Ma fonction est une fonction diplomatique classique, semblable à celle du Nonce apostolique en France dans ses relations avec les autorités françaises. Il n’est pas nécessaire que tout soit sur la place publique. Mais il est très important que l’Union européenne se rende compte de ce qu’est l’Eglise. Pour l’aspect « affaires intérieures » de l’UE, je travaille en étroite collaboration avec le COMECE (Commission des Episcopats de la Communauté Européenne) où sont représentés tous les épiscopats des Etats membre. Cela me permet de montrer aux institutions européennes que l’Eglise est fortement présente dans l’Union européenne même. Elle a des structures au niveau de l’éducation, de la santé, de l’aide sociale, par exemple. On s’en rend bien compte en cette période de crise où dans certains pays, comme l’Espagne, les structures caritatives ecclésiales jouent un grand rôle. L’Eglise est directement en contact avec le peuple européen. Quelques fois, on pense que l’Eglise a perdu une certaine audience, par rapport à il y a 50 ans ou 60 ans. Beaucoup de choses ont changé sur ce plan là en Europe. Mais il demeure important pour l’Union européenne de se rendre compte que les Eglises et les confessions religieuses ont un rôle extrêmement important pour le peuple européen. Le Parlement européen représente les peuples européens. L’Eglise catholique aussi est présente sur le terrain, à travers les croyants. C’est ça qui est très important.

Et lorsque l’on parle d’action extérieure, c’est la même chose. Le Saint-Siège entretient un réseau diplomatique très important, notamment en Afrique – j’ai été Nonce au Kenya pendant 8 ans – où la réalité ecclésiale est très forte. Sur l’aide au développement ou l’aide humanitaire, nous pouvons partager des préoccupations communes.

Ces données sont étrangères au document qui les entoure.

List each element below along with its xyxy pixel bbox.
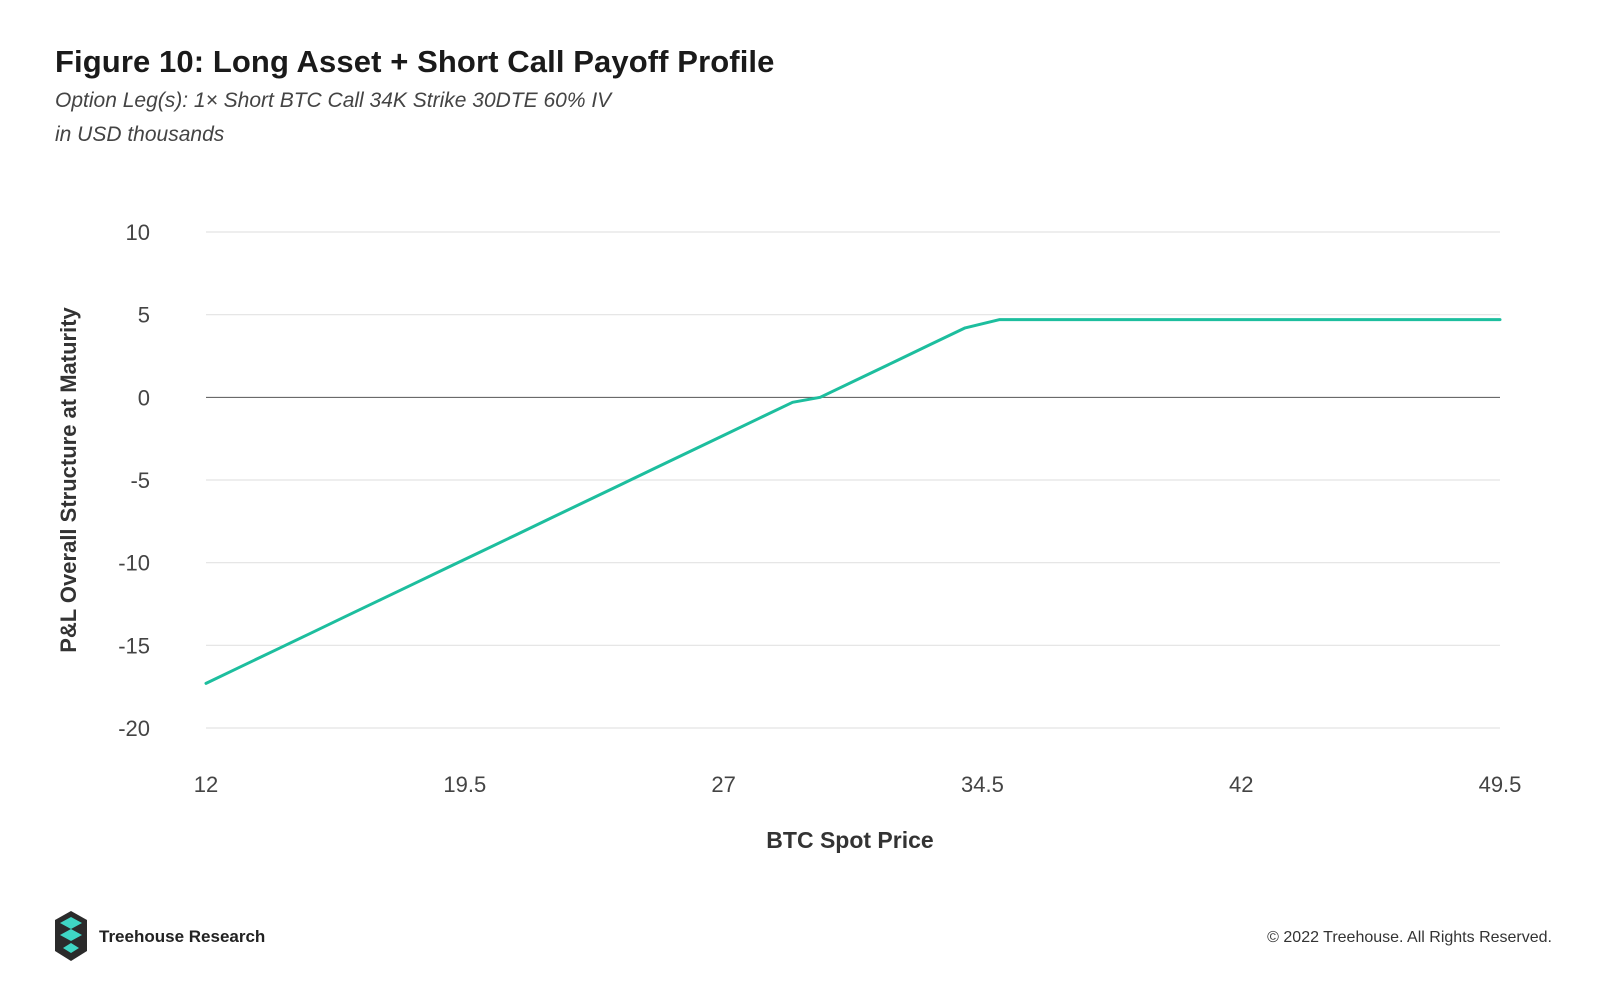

Quel bilan personnel faites-vous après deux ans dans cette mission ?

J’ai établi beaucoup de contacts personnels. Dans cette mission, je me suis rendu compte qu’il y a beaucoup de préoccupations communes, aussi bien à l’extérieur qu’à l’intérieur. Par conséquent, il existe un souci des deux côtés, soit du Saint-Siège soit de l’Union européenne, d’améliorer les relations car il y a beaucoup de choses sur lesquelles nous pouvons collaborer et aider à faire en sorte que la société européenne actuelle corresponde un peu plus aux valeurs véritables de l’Europe.